I've worked in the ED. I know what it's like. It's a rough gig no matter how you cut it. Tele is not necessarily better. For an average psychiatrist with an average background, one *might* start considering this perhaps at around $250+ per hour. But this is not really the point given that these jobs are very much standardized and your credentials and quality is not really relevant, which is always a bad outcome.
The biggest downside to me is that ED work makes it hard to think and deliver high-quality outpatient care, which is a necessary stepping stone towards eventually building a profitable private practice. Many of my colleagues fell into the trap of working shifts where they get exhausted after reach shift and don't find the time to fit in their practice-building activities. 10 years later they still don't have a lot of options and have little in terms of net worth.

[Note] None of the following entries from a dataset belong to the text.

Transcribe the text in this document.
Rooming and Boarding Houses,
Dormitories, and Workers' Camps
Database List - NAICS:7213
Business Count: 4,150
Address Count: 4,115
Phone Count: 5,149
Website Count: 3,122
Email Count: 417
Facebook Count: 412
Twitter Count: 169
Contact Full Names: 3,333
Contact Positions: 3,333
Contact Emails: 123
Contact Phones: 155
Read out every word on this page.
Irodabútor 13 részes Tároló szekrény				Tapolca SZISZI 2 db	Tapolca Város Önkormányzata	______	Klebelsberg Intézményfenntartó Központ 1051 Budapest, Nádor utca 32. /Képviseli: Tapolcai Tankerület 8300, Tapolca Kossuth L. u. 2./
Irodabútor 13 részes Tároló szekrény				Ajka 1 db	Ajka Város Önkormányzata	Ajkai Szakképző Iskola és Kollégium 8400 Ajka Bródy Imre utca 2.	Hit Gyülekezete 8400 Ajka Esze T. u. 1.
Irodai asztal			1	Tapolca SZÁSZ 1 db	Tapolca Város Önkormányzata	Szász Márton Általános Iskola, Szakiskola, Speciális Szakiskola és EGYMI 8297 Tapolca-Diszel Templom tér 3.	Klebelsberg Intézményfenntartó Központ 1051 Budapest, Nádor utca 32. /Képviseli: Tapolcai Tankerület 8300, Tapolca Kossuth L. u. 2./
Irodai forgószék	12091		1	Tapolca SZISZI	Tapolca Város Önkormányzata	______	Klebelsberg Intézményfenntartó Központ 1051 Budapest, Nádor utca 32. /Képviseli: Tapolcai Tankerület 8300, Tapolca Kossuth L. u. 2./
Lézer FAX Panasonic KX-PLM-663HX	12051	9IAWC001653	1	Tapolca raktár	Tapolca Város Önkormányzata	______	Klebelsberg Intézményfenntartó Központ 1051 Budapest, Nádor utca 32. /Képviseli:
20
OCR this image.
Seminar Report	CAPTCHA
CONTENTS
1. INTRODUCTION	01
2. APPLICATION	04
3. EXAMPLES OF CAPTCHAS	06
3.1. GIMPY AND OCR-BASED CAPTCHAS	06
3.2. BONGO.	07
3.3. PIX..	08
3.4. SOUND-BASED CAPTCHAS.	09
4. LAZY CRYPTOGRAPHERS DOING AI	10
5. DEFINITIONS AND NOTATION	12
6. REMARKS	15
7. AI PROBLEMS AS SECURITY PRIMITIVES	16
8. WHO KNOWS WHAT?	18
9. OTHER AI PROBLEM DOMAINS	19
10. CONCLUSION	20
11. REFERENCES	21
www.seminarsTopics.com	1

It's tough to work overnight in your 50s (either in person or on Zoom), have to listen to your boss to direct you and manage your QA when your boss is maybe 10 years younger than you, get paid peanuts, and have zero job security excepting the overall grossly mismatched supply and demand. This is a common occurrence in my ED and it's just not a great narrative.
Now, the story is neither a cause nor an effect and the correlation is anything but perfect, and one could work in the ED day in day out, live a frugal life, and be prosperous, but I think in general people who work gig to gig end up with this kind of problem. For one thing, it's difficult to get leverage (i.e. borrow to invest) from random unsteady income like this. Without leverage, it's hard to build wealth. I am in multiple million dollars of personally guaranteed debt that's securitized by assets. This is difficult to achieve with a sub $200 per hour billing rate. Secondly, the tendency to burn out from ED work leads people to think in a short-term way in terms of lifestyle design. The focus of PP is completely different and allows you to think in much longer terms, especially about equity ownership of various kinds. And this is how one achieves financial (and other types of) independence. I think other people here with equity stakes in their practices think and talk similarly.
If you really want to do this, my suggestion is to build a portfolio of offers from different organizations, and then bid them against each other in terms of compensation. In this day and age, it's often not difficult to find 10 agencies and get them each to make an offer, pick the top 2 or 3, then keep getting offers and bid them up. I would consider this to be a practice-building activity. You can see that I think about this completely differently vis-a-vis an employee of an organization. Practice building involves gathering the data of a particular market, engaging alterations of your product and services to fit that market, and then commanding the highest bid for your product. You can ask online for our opinions of the general structure of an offer, but without a more comprehensive survey, all of us are simply giving inaccurate impressions.
Typically people think I interview for one job, if it's a good job I'll take it. If you are an entrepreneur, you think I sell to 10 customers get 5 contracts, and drop 3. Then sell 10 more. I would encourage every psychiatrist who wants to be wealthy to think more like an entrepreneur.